Fr Farren said the broadcaster, writer and musician was a man with an enormous and unique talent together with boundless generosity. He said he was always true to himself – a famous man who was unaffected by fame.
Outside the cathedral Holmes said that Anderson was one of the "big beasts" in Irish broadcasting. He said he and Gerry often caught the same plane to London on "sad" Sunday nights during the Derry man's ill-fated stint on Radio Four.
"I don't think he ever wanted to be there," said Eamonn, who added: "He broke all the rules and he enjoyed breaking all the rules. He was mischievous. And I think people liked that about him – he was like a naughty schoolboy, but he had the musings of a wise old man."
Nolan, whose raucous hand-overs to Anderson after his morning show became as popular as their programmes, said: "He was a magnificent broadcaster. He enjoyed being edgy but he knew where the edge was. That's how smart he was."
Stephen said despite their on-air banter Gerry had been a source of great encouragement to him from his earliest days on Radio Ulster.
He added: "Gerry was great to me. I lent on his experience an awful lot. And if I got in trouble, he was always the first person on the phone to give me advice and support.
"He would always say 'All right, our kid? I know you're in diffs but here's what you do. Lie low for a while and let it blow over."
Coulter said that he had lost a friend, that broadcasting had lost a giant and that Derry had lost a treasure.
TalkSport presenter Colin Murray said Gerry was an inspiration to him and countless other people from inside the world of broadcasting and outside it. He added: "He genuinely cared about his listeners."
And that was borne out by the presence in the cathedral of huge numbers of Anderson's most fervent admirers who came to Derry from all over Northern Ireland. Former Crusaders footballer Arthur 'Mousy' Brady, who's in his eighties and who was mentioned more than once by Derry City fans Anderson and Coyle on their programmes, travelled from Belfast for the service.

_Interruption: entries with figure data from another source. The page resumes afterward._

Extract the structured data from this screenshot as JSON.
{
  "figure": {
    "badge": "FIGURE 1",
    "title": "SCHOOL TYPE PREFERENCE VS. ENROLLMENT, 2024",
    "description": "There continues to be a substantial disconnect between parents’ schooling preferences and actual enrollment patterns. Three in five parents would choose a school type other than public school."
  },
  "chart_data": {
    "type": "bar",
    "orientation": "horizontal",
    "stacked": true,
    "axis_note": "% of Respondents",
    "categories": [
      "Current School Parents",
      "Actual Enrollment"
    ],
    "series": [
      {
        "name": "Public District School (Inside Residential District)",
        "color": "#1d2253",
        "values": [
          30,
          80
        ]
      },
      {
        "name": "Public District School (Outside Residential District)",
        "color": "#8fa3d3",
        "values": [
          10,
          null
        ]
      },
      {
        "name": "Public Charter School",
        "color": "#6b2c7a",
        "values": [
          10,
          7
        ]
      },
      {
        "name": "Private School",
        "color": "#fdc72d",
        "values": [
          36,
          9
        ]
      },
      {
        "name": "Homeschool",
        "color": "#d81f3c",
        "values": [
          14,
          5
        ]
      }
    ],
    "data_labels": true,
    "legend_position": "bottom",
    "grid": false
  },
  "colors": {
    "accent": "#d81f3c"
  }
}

A friend said: "Obviously there were a lot of major personalities at today's service. But Gerry would have been just as touched by the presence of all those people he wouldn't have recognised.
"I know it has meant a lot to his family, too, to realise just how loved Gerry was by the public. That's why they said that while they wanted their privacy respected, they wanted his fans to come to St Eugene's."
Outside the cathedral Fr Farren said Anderson meant a lot to the people of his native city. "He was in their living rooms every day. And when I was going from house to house, I would hear bits of his programme in one home and more of it in the next place.
"His sense of humour was Derry's sense of humour, but he also brought hope into many thousands of people's lives here at difficult times."
He added that the broadcaster's family had been clear in what type of service they wanted for the private man whom they had to "share" with his public.
"It's sometimes hard to keep that balance," he said. "But the family wanted a dignified, solemn celebration for Gerry here today. People have been very respectful of the family and they in turn deeply appreciate that."
As the cortege moved off to the City Cemetery, the talk outside St Eugene's Cathedral turned to ways of making sure that Gerry Anderson's genius would never be forgotten.
There was speculation about a memorial gathering for him and BBC Northern Ireland officials said they were working on plans for a series of special programmes about him and, importantly, featuring him and the humour that brought smiles to a province during its saddest times.